After Q3’s stronger-than-expected 0.8% rise in GDP, sentiment indicators do not herald a noticeable slowdown. With Q4 growth likely north of 0.5% qoq, 2018 will start with around 1% carry-over. The expansion in machinery & equipment investment looks set to continue in 2018. The export outlook has brightened, capacity utilisation has risen strongly and ‘animal spirits’ have returned. This suggests that employment can expand by at least 1% in 2018 (almost 1 ½% in 2017) providing a solid basis for private consumption growth. In 2018 collective wage agreements for 9.7m of 32.5m employees are up for renewal, among them mechanical & electrical engineering (3.9m), construction (0.7m) and public sector (federal & local level) (2.5m). Despite full order books and a pressing lack of qualified labour, the IG Metall union is demanding the possibility to reduce weekly working hours to 28h (from 35 west, 38h east). This would result in a strong markdown on the achievable pay rise (IGM is demanding 6%). We expect that employers will try to postpone the discussion about working hours and accept a comparatively high wage increase of clearly above 3% (although the car industry, where the advent of the electric car is threatening jobs, might be more inclined to go with IGM). Even if 3% plus sets a benchmark for the 2018 wage round, more muted pay rises in sectors not up for renewal should limit the overall increase in hourly pay to around 2 ¾%. With headline inflation averaging 1 ¾%, this should allow for consumption growth of close to 2%.

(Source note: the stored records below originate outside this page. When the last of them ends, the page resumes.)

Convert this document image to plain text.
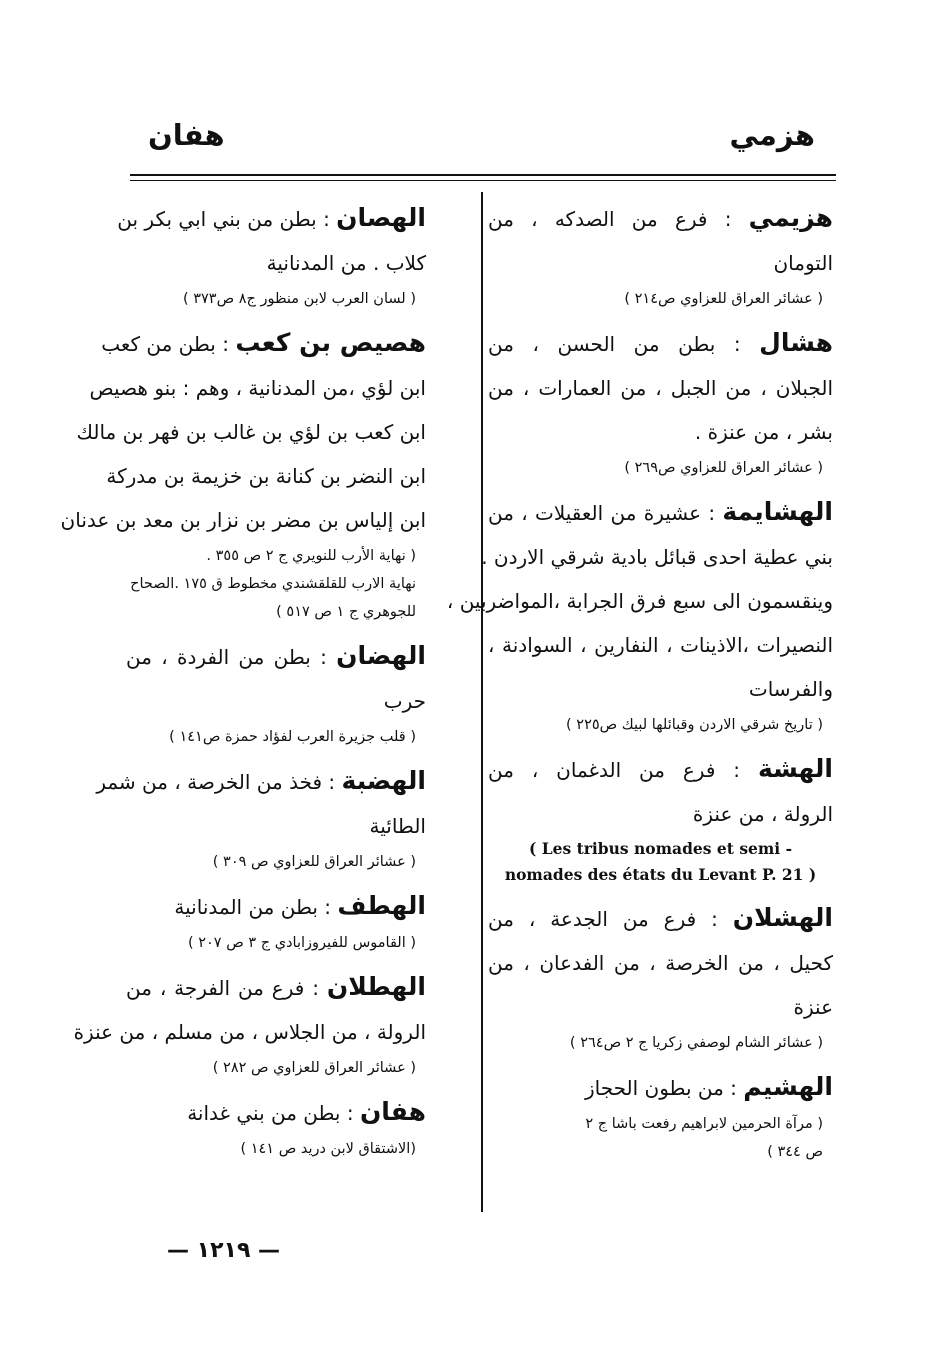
هزمي
هفان
هزيمي : فرع من الصدكه ، من
التومان
( عشائر العراق للعزاوي ص٢١٤ )
هشال : بطن من الحسن ، من
الجبلان ، من الجبل ، من العمارات ، من
بشر ، من عنزة .
( عشائر العراق للعزاوي ص٢٦٩ )
الهشايمة : عشيرة من العقيلات ، من
بني عطية احدى قبائل بادية شرقي الاردن .
وينقسمون الى سبع فرق الجرابة ،المواضربين ،
النصيرات ،الاذينات ، النفارين ، السوادنة ،
والفرسات
( تاريخ شرقي الاردن وقبائلها لبيك ص٢٢٥ )
الهشة : فرع من الدغمان ، من
الرولة ، من عنزة
( Les tribus nomades et semi -
nomades des états du Levant P. 21 )
الهشلان : فرع من الجدعة ، من
كحيل ، من الخرصة ، من الفدعان ، من
عنزة
( عشائر الشام لوصفي زكريا ج ٢ ص٢٦٤ )
الهشيم : من بطون الحجاز
( مرآة الحرمين لابراهيم رفعت باشا ج ٢
ص ٣٤٤ )
الهصان : بطن من بني ابي بكر بن
كلاب . من المدنانية
( لسان العرب لابن منظور ج٨ ص٣٧٣ )
هصيص بن كعب : بطن من كعب
ابن لؤي ،من المدنانية ، وهم : بنو هصيص
ابن كعب بن لؤي بن غالب بن فهر بن مالك
ابن النضر بن كنانة بن خزيمة بن مدركة
ابن إلياس بن مضر بن نزار بن معد بن عدنان
( نهاية الأرب للنويري ج ٢ ص ٣٥٥ .
نهاية الارب للقلقشندي مخطوط ق ١٧٥ .الصحاح
للجوهري ج ١ ص ٥١٧ )
الهضان : بطن من الفردة ، من
حرب
( قلب جزيرة العرب لفؤاد حمزة ص١٤١ )
الهضبة : فخذ من الخرصة ، من شمر
الطائية
( عشائر العراق للعزاوي ص ٣٠٩ )
الهطف : بطن من المدنانية
( القاموس للفيروزابادي ج ٣ ص ٢٠٧ )
الهطلان : فرع من الفرجة ، من
الرولة ، من الجلاس ، من مسلم ، من عنزة
( عشائر العراق للعزاوي ص ٢٨٢ )
هفان : بطن من بني غدانة
(الاشتقاق لابن دريد ص ١٤١ )
— ١٢١٩ —
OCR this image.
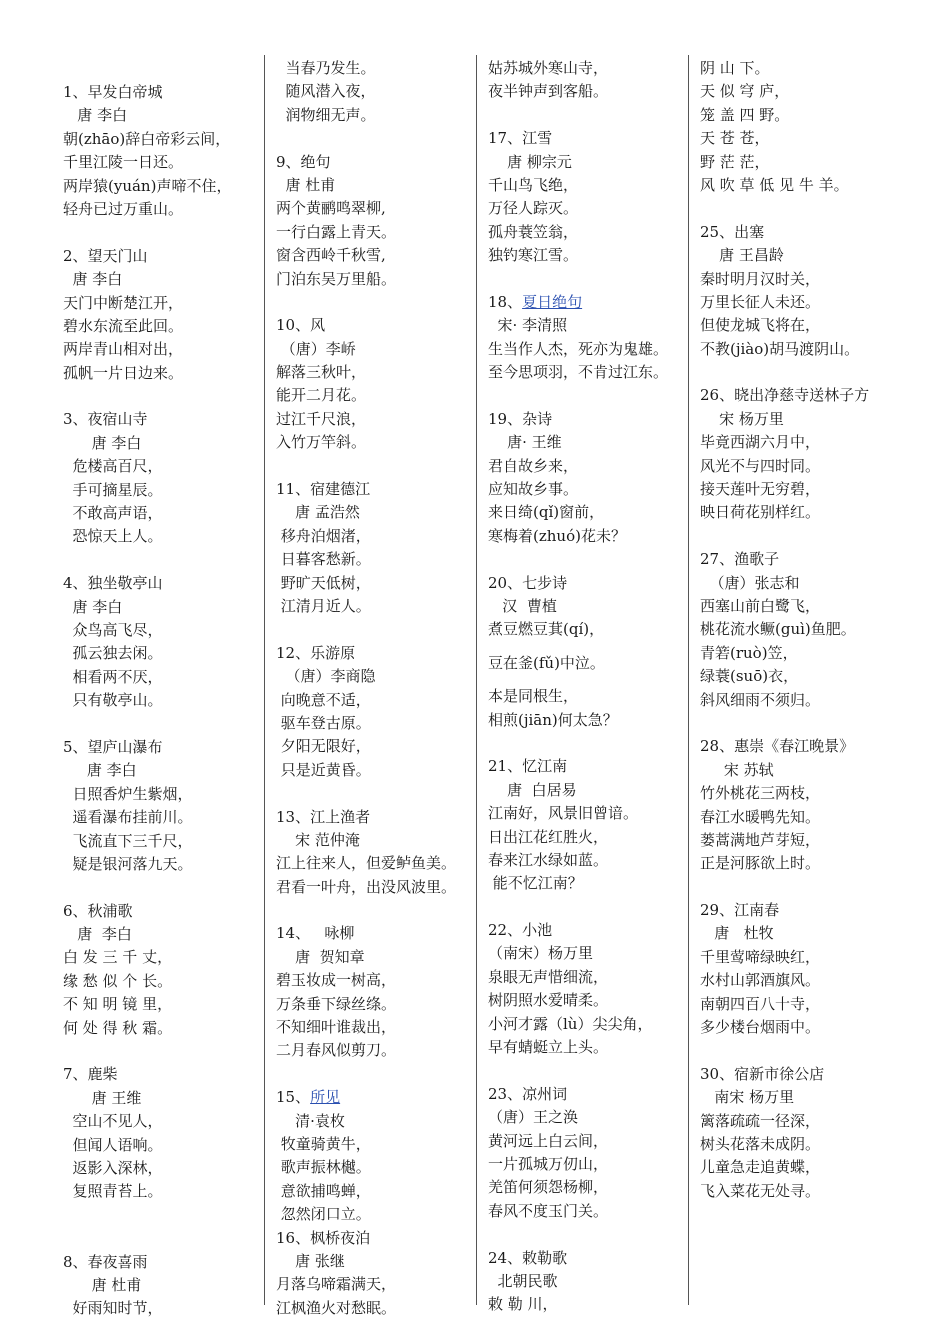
1、早发白帝城
唐 李白
朝(zhāo)辞白帝彩云间，
千里江陵一日还。
两岸猿(yuán)声啼不住，
轻舟已过万重山。
2、望天门山
唐 李白
天门中断楚江开，
碧水东流至此回。
两岸青山相对出，
孤帆一片日边来。
3、夜宿山寺
唐 李白
危楼高百尺，
手可摘星辰。
不敢高声语，
恐惊天上人。
4、独坐敬亭山
唐 李白
众鸟高飞尽，
孤云独去闲。
相看两不厌，
只有敬亭山。
5、望庐山瀑布
唐 李白
日照香炉生紫烟，
遥看瀑布挂前川。
飞流直下三千尺，
疑是银河落九天。
6、秋浦歌
唐  李白
白 发 三 千 丈，
缘 愁 似 个 长。
不 知 明 镜 里，
何 处 得 秋 霜。
7、鹿柴
唐 王维
空山不见人，
但闻人语响。
返影入深林，
复照青苔上。
8、春夜喜雨
唐 杜甫
好雨知时节，
当春乃发生。
随风潜入夜，
润物细无声。
9、绝句
唐 杜甫
两个黄鹂鸣翠柳,
一行白露上青天。
窗含西岭千秋雪,
门泊东吴万里船。
10、风
（唐）李峤
解落三秋叶，
能开二月花。
过江千尺浪，
入竹万竿斜。
11、宿建德江
唐 孟浩然
移舟泊烟渚，
日暮客愁新。
野旷天低树，
江清月近人。
12、乐游原
（唐）李商隐
向晚意不适，
驱车登古原。
夕阳无限好，
只是近黄昏。
13、江上渔者
宋 范仲淹
江上往来人，但爱鲈鱼美。
君看一叶舟，出没风波里。
14、   咏柳
唐  贺知章
碧玉妆成一树高，
万条垂下绿丝绦。
不知细叶谁裁出，
二月春风似剪刀。
15、所见
清·袁枚
牧童骑黄牛，
歌声振林樾。
意欲捕鸣蝉，
忽然闭口立。
16、枫桥夜泊
唐 张继
月落乌啼霜满天，
江枫渔火对愁眠。
姑苏城外寒山寺，
夜半钟声到客船。
17、江雪
唐 柳宗元
千山鸟飞绝，
万径人踪灭。
孤舟蓑笠翁，
独钓寒江雪。
18、夏日绝句
宋· 李清照
生当作人杰，死亦为鬼雄。
至今思项羽，不肯过江东。
19、杂诗
唐· 王维
君自故乡来，
应知故乡事。
来日绮(qǐ)窗前，
寒梅着(zhuó)花未？
20、七步诗
汉  曹植
煮豆燃豆萁(qí)，
豆在釜(fǔ)中泣。
本是同根生，
相煎(jiān)何太急？
21、忆江南
唐  白居易
江南好，风景旧曾谙。
日出江花红胜火，
春来江水绿如蓝。
能不忆江南？
22、小池
（南宋）杨万里
泉眼无声惜细流，
树阴照水爱晴柔。
小河才露（lù）尖尖角，
早有蜻蜓立上头。
23、凉州词
（唐）王之涣
黄河远上白云间，
一片孤城万仞山，
羌笛何须怨杨柳，
春风不度玉门关。
24、敕勒歌
北朝民歌
敕 勒 川，
阴 山 下。
天 似 穹 庐，
笼 盖 四 野。
天 苍 苍，
野 茫 茫，
风 吹 草 低 见 牛 羊。
25、出塞
唐 王昌龄
秦时明月汉时关，
万里长征人未还。
但使龙城飞将在，
不教(jiào)胡马渡阴山。
26、晓出净慈寺送林子方
宋 杨万里
毕竟西湖六月中，
风光不与四时同。
接天莲叶无穷碧，
映日荷花别样红。
27、渔歌子
（唐）张志和
西塞山前白鹭飞，
桃花流水鳜(guì)鱼肥。
青箬(ruò)笠，
绿蓑(suō)衣，
斜风细雨不须归。
28、惠崇《春江晚景》
宋 苏轼
竹外桃花三两枝，
春江水暖鸭先知。
蒌蒿满地芦芽短，
正是河豚欲上时。
29、江南春
唐   杜牧
千里莺啼绿映红，
水村山郭酒旗风。
南朝四百八十寺，
多少楼台烟雨中。
30、宿新市徐公店
南宋 杨万里
篱落疏疏一径深，
树头花落未成阴。
儿童急走追黄蝶，
飞入菜花无处寻。
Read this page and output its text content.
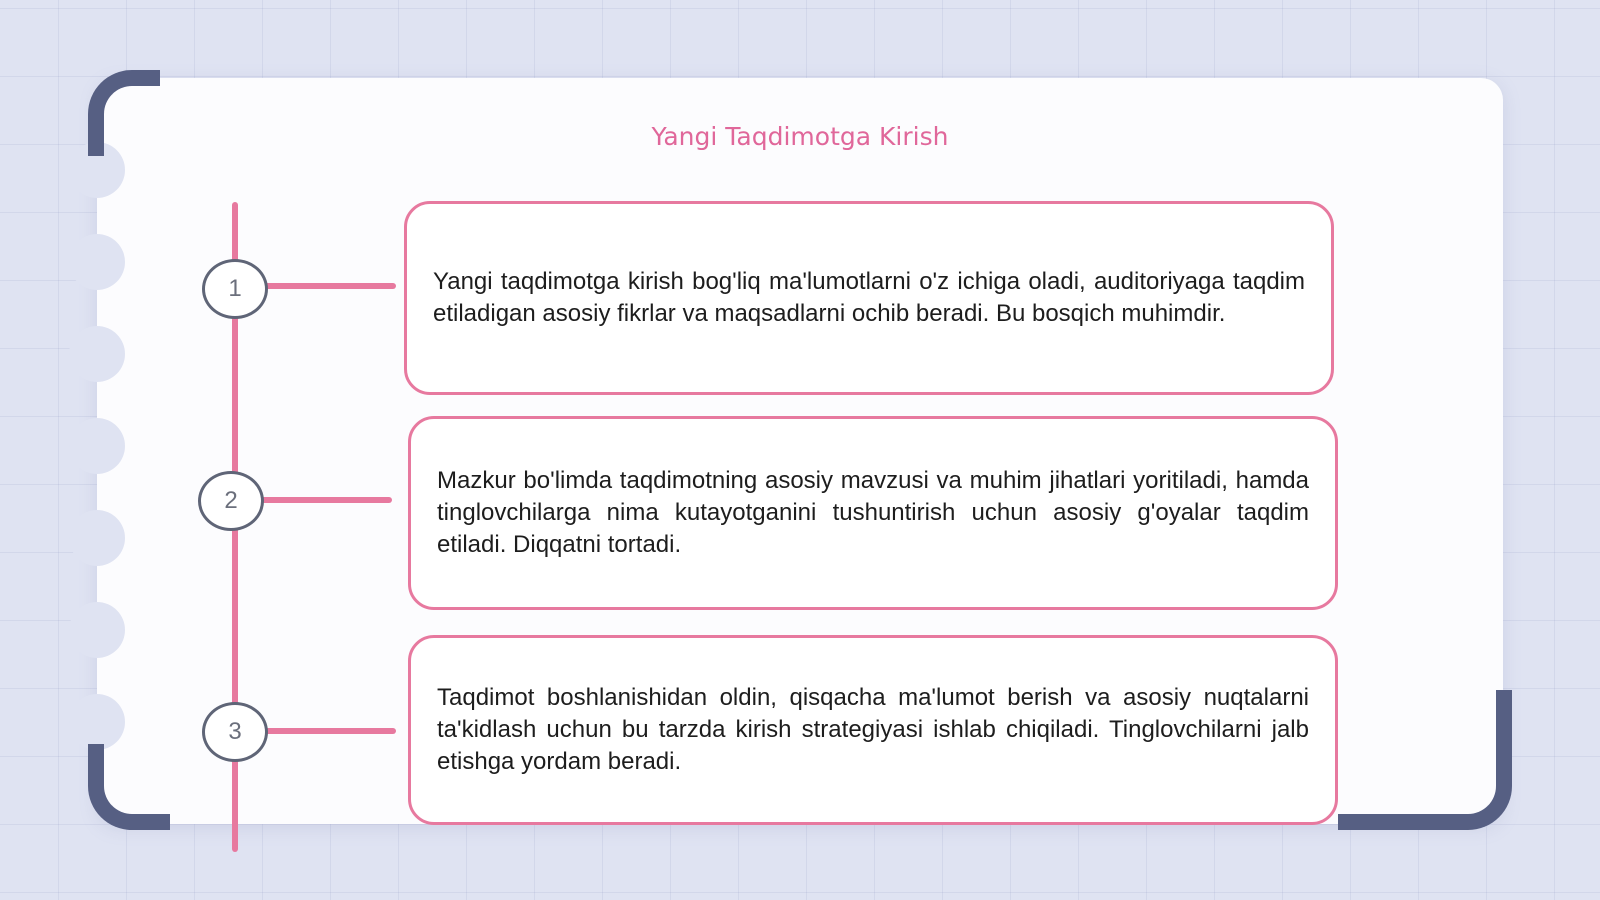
Yangi Taqdimotga Kirish
1
2
3

Yangi taqdimotga kirish bog'liq ma'lumotlarni o'z ichiga oladi, auditoriyaga taqdim etiladigan asosiy fikrlar va maqsadlarni ochib beradi. Bu bosqich muhimdir.

Mazkur bo'limda taqdimotning asosiy mavzusi va muhim jihatlari yoritiladi, hamda tinglovchilarga nima kutayotganini tushuntirish uchun asosiy g'oyalar taqdim etiladi. Diqqatni tortadi.

Taqdimot boshlanishidan oldin, qisqacha ma'lumot berish va asosiy nuqtalarni ta'kidlash uchun bu tarzda kirish strategiyasi ishlab chiqiladi. Tinglovchilarni jalb etishga yordam beradi.
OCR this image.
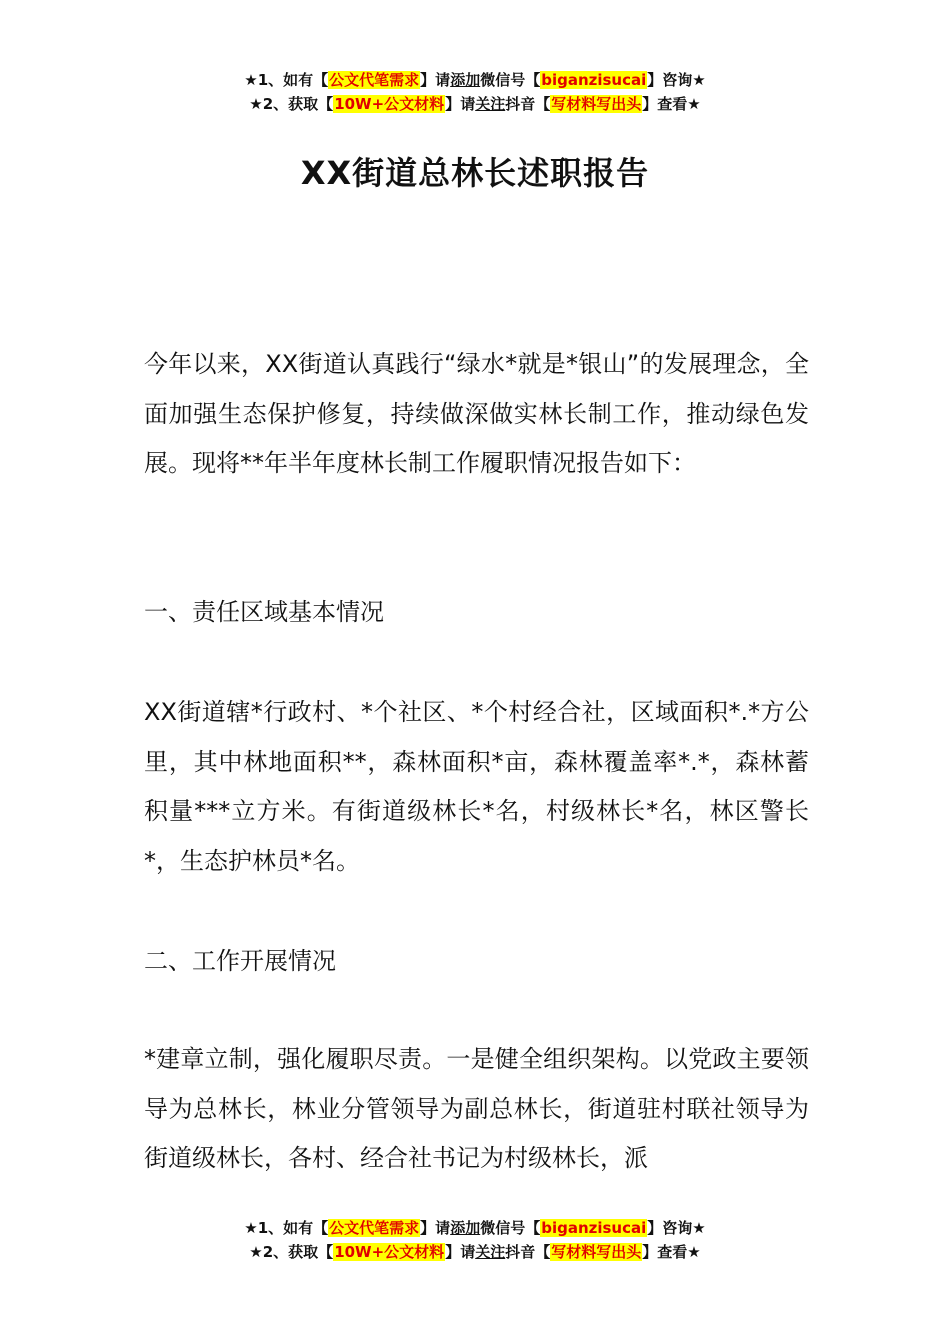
★1、如有【公文代笔需求】请添加微信号【biganzisucai】咨询★
★2、获取【10W+公文材料】请关注抖音【写材料写出头】查看★
XX街道总林长述职报告

今年以来，XX街道认真践行“绿水*就是*银山”的发展理念，全面加强生态保护修复，持续做深做实林长制工作，推动绿色发展。现将**年半年度林长制工作履职情况报告如下：

一、责任区域基本情况

XX街道辖*行政村、*个社区、*个村经合社，区域面积*.*方公里，其中林地面积**，森林面积*亩，森林覆盖率*.*，森林蓄积量***立方米。有街道级林长*名，村级林长*名，林区警长*，生态护林员*名。

二、工作开展情况

*建章立制，强化履职尽责。一是健全组织架构。以党政主要领导为总林长，林业分管领导为副总林长，街道驻村联社领导为街道级林长，各村、经合社书记为村级林长，派

★1、如有【公文代笔需求】请添加微信号【biganzisucai】咨询★
★2、获取【10W+公文材料】请关注抖音【写材料写出头】查看★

After the unexpected collapse of the Jamaica talks and President Steinmeier’s vehement appeal, a renewed Grand Coalition seems the likely scenario, although snap elections are a possibility if the SPD demands too much. We doubt that the SPD’s participation in government would open the fiscal floodgates. Despite booming tax revenues, we see the additional fiscal room limited to around EUR 40 at the federal level for the next four years (1.2% of GDP). Given foreseeable delays for enacting the 2018 budget, part of the fiscal impulse (around 1/4pp) might actually materialise in 2019. While the time-consuming path to the formation of a new government should not be a big dampener to the booming economy, it will likely result in more social give-aways and more bureaucratic hurdles in the labour and property markets for example.